En République démocratique du Congo, un véhicule peut passer d’une zone urbaine bien couverte à de longs corridors interurbains et à des sites où le service mobile est intermittent. Un traceur peut continuer à enregistrer les positions GNSS sans connexion, mais la plateforme ne peut afficher les nouvelles données que lorsqu’il peut les transmettre. Cette distinction doit guider les attentes, la logique des alertes et la revue quotidienne.
Nous commençons par un bref cadrage opérationnel. Qui a besoin de l’information ? Quelle décision suit l’événement ? Dans quel délai ? Quelle preuve doit rester ensuite ? La configuration soutient alors la répartition, la sûreté, la maintenance ou la conformité au lieu de produire trop de notifications.
1. Définir les questions opérationnelles
Chaque alerte exige un responsable et une réponse. Si personne ne peut expliquer ce qui se passe après une alerte, elle n’est probablement pas prête. Commencez par quelques questions auxquelles il est possible de répondre de manière constante.
- Où se trouve l’actif et de quand date la dernière position transmise ?
- Le véhicule roule-t-il, est-il arrêté, au ralenti ou coupé selon les règles convenues ?
- Est-il entré ou sorti d’un site, d’un corridor ou d’une zone restreinte ?
- Quel conducteur, répartiteur ou superviseur doit agir ?
- Quelle trace faut-il conserver pour l’enquête ou le rapport ?
2. Adapter le matériel et les entrées au cas d’usage
Un appareil de base peut fournir position, vitesse, état du contact et logique interne. Les traceurs professionnels peuvent ajouter des entrées numériques et analogiques, des accessoires Bluetooth, des données CAN ou des interfaces série. La fiche du Teltonika FMB125 documente par exemple le GNSS, la connectivité cellulaire et les interfaces RS-232 et RS-485. Ces interfaces sont des capacités, pas des résultats automatiques : équipement connecté, câblage, protocole et configuration doivent être confirmés.
La qualité de l’installation compte autant que le modèle. Il faut consigner l’alimentation, le fusible, la masse, les antennes, l’entrée de contact et la protection contre la manipulation. La réception doit confirmer l’identifiant, l’immatriculation, le fuseau horaire, la connexion au serveur et chaque événement configuré.

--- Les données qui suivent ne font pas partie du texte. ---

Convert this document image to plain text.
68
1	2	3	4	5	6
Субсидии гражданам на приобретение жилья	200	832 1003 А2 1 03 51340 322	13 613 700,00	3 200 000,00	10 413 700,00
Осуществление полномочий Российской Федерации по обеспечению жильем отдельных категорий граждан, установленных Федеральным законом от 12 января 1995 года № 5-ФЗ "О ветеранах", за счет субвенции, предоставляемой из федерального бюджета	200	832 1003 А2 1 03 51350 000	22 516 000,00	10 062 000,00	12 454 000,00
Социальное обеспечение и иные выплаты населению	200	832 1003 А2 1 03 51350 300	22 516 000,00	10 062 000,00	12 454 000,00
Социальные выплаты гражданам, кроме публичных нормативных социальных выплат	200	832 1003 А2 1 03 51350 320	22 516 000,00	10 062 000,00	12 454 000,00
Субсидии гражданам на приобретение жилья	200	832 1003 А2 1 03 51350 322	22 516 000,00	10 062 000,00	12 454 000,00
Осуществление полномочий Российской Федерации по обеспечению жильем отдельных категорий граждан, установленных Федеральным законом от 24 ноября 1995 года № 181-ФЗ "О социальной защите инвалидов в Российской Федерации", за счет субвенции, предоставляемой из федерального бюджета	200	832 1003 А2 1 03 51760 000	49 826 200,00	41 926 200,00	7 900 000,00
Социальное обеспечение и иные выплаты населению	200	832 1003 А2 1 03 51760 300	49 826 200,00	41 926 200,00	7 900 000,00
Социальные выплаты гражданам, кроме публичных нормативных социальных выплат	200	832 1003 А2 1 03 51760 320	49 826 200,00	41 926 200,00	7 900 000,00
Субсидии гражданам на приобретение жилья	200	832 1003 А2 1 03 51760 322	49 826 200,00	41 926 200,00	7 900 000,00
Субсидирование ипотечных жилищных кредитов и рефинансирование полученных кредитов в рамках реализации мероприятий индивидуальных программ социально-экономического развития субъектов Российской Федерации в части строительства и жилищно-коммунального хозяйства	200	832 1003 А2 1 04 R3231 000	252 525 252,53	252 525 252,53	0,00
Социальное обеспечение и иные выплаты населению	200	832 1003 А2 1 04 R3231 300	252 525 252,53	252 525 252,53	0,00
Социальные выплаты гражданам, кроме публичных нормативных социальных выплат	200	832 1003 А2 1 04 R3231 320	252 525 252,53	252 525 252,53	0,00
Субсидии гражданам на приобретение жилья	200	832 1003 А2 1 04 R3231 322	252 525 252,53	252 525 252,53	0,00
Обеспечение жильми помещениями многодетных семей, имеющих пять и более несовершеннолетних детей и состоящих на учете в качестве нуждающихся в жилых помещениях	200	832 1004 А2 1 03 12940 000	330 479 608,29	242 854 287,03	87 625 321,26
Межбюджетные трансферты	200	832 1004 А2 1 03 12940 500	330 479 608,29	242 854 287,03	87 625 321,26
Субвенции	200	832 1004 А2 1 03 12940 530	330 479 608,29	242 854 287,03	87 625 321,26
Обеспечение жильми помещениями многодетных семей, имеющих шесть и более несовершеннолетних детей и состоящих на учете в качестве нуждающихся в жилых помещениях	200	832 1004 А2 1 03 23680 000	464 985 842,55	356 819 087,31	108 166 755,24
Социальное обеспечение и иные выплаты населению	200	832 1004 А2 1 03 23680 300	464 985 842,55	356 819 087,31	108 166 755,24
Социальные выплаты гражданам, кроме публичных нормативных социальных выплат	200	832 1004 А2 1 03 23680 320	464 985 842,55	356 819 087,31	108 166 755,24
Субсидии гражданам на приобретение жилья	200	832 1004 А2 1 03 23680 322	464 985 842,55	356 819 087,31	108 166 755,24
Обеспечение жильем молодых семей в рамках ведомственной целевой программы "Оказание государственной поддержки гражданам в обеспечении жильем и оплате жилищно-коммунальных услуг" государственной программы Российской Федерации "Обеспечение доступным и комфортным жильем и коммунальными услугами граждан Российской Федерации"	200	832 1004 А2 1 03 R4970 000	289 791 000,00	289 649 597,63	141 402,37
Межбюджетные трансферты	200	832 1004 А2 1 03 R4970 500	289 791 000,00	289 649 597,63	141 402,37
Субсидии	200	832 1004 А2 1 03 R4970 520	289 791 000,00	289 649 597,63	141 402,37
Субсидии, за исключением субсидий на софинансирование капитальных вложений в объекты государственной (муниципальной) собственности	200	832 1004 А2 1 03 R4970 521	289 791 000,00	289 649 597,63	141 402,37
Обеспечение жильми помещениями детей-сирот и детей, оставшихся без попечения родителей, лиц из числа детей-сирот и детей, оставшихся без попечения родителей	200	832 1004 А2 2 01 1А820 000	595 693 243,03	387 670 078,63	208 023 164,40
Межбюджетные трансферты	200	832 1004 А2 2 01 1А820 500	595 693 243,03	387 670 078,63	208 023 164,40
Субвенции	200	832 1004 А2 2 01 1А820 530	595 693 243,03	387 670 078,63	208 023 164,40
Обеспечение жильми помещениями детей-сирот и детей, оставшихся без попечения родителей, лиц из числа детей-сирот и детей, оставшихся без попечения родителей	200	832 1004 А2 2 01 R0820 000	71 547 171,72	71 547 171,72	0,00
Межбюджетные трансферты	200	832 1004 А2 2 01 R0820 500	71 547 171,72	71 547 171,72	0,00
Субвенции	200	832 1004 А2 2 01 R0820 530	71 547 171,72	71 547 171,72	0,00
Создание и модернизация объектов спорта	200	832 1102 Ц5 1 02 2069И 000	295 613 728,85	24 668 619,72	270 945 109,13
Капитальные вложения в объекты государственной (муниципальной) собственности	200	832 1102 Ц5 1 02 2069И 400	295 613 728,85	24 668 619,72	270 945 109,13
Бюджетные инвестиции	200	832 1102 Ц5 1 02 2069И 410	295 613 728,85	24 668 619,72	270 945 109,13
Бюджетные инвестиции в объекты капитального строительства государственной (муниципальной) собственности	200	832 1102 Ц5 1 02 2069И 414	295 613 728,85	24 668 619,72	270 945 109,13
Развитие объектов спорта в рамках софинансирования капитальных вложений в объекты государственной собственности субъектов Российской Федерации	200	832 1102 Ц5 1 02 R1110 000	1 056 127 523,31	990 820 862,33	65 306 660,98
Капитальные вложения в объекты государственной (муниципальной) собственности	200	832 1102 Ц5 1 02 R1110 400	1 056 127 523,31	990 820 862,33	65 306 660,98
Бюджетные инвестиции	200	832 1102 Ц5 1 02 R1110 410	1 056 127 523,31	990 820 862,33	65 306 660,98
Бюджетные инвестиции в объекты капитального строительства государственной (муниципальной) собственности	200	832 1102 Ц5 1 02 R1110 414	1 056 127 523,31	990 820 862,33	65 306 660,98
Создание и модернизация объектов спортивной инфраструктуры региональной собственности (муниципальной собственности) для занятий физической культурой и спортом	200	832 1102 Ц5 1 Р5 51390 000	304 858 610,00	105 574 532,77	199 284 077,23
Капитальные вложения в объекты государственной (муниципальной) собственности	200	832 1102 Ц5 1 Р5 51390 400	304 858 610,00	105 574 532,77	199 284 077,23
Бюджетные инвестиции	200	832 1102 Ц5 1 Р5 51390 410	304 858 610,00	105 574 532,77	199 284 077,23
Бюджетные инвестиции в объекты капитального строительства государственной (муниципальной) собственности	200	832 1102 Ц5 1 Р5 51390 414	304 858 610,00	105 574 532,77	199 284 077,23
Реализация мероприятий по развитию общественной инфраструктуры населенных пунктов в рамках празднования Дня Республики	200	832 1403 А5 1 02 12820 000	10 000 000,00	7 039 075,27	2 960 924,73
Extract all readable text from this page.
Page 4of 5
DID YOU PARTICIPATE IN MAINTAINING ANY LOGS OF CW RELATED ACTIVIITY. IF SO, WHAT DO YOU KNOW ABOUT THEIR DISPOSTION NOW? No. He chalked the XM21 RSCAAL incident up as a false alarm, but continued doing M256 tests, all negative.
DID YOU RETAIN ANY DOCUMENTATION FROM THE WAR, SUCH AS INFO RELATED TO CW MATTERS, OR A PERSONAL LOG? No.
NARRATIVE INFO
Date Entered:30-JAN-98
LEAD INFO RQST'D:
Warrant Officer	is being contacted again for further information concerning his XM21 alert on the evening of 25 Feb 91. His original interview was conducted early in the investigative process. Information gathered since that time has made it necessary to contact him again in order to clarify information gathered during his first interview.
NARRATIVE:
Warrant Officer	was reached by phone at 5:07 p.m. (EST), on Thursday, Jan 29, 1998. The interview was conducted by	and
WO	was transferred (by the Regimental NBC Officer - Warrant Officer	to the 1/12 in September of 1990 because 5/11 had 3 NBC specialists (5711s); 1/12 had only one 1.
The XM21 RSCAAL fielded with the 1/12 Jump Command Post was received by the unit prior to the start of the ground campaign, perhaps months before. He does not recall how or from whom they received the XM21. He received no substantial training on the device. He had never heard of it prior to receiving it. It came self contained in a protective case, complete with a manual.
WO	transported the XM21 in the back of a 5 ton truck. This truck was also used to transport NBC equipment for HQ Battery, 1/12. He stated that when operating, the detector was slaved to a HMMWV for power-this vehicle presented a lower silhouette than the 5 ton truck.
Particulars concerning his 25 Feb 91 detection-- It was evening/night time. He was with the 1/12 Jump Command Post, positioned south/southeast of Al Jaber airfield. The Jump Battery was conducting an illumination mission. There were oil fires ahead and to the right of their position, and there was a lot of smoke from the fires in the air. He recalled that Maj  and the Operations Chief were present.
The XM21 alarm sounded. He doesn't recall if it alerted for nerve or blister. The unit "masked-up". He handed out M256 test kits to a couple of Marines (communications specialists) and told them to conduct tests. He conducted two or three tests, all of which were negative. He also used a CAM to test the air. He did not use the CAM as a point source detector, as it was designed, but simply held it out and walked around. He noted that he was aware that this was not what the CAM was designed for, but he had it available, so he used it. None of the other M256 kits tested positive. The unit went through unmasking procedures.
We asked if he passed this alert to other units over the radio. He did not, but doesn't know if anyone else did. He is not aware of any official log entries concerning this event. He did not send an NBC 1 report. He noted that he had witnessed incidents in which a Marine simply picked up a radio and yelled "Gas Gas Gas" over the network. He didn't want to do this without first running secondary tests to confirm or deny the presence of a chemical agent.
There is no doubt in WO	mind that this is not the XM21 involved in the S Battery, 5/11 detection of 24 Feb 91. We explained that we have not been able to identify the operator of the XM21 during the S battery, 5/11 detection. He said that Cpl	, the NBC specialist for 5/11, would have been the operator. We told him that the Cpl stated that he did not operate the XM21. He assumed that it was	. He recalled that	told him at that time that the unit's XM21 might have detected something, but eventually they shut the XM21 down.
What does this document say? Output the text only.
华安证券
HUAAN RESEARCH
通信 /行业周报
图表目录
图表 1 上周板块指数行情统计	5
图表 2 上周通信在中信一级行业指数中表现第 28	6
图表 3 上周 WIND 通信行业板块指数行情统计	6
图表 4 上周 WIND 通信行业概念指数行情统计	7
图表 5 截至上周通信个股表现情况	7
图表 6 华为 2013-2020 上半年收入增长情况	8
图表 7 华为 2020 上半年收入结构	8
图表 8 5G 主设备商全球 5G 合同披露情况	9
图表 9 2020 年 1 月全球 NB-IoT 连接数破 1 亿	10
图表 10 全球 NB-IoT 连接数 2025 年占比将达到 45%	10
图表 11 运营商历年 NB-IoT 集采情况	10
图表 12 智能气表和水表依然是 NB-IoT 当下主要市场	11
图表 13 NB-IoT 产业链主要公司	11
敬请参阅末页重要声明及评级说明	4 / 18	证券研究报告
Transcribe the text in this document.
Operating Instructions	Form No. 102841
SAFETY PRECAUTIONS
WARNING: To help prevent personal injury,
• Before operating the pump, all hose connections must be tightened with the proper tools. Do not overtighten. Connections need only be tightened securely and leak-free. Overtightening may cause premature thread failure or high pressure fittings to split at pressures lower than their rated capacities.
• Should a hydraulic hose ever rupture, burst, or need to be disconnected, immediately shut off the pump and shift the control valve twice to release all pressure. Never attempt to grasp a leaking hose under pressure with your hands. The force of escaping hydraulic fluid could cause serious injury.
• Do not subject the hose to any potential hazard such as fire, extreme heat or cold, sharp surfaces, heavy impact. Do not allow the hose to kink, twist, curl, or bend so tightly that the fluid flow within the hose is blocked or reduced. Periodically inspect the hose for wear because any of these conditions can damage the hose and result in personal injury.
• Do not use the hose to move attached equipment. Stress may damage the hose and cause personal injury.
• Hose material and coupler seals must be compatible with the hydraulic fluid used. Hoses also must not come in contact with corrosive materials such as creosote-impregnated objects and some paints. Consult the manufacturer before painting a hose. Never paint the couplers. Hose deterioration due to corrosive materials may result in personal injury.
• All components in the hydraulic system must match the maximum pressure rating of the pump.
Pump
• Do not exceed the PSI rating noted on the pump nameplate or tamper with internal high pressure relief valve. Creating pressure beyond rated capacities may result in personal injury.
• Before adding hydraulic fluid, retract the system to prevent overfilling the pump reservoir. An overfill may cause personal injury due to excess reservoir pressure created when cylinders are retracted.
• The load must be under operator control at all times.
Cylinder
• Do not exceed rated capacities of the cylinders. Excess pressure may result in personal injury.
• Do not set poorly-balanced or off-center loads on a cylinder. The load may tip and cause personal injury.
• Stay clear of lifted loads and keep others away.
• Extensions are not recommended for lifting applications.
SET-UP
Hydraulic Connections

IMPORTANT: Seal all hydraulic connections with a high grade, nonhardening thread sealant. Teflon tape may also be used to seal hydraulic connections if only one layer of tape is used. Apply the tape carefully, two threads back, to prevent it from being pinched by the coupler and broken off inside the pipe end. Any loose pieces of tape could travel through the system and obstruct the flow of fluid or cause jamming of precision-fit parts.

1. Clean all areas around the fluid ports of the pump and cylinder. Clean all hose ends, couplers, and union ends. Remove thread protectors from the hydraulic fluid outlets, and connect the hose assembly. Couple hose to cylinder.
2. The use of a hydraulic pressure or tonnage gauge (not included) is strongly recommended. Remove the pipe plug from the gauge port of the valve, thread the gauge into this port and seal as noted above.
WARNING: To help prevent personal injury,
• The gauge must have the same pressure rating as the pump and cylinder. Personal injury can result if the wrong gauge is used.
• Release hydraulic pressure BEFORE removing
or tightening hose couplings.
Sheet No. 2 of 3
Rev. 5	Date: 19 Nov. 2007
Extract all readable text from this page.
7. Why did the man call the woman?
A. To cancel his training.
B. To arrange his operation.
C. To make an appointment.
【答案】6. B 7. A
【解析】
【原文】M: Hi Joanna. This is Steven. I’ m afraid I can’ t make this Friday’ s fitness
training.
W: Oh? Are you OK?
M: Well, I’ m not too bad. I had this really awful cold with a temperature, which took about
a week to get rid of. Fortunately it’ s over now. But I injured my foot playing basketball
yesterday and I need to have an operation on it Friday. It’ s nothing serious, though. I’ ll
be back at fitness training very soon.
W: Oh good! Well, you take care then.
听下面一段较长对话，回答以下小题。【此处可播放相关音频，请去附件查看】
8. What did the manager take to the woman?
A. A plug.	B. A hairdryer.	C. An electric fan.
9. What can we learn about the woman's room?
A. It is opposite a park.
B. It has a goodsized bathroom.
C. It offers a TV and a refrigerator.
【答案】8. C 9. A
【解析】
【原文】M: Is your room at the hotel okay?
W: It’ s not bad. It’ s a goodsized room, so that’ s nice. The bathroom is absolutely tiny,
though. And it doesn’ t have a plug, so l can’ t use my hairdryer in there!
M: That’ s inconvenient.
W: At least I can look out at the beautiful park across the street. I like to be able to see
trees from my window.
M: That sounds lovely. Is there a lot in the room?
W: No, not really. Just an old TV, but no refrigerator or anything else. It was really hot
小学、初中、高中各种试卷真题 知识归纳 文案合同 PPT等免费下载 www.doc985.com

3. Concevoir pour une couverture mobile variable
Les cartes de couverture servent à planifier, sans garantir le service sur une route, dans une mine, un entrepôt ou un sous-sol. Les ressources publiques de la GSMA rassemblent les informations des opérateurs et expliquent le rôle des fréquences basses pour la portée rurale. Le service réel varie selon l’opérateur, le relief, les bâtiments, la radio de l’appareil et la charge du réseau.
Définissez des intervalles d’enregistrement et d’envoi raisonnables, vérifiez le stockage hors ligne et indiquez l’âge de la dernière mise à jour dans les procédures. Une position ancienne doit être qualifiée comme telle, et non prise pour la position actuelle. Sur les trajets critiques, testez les opérateurs concernés et documentez les lacunes attendues.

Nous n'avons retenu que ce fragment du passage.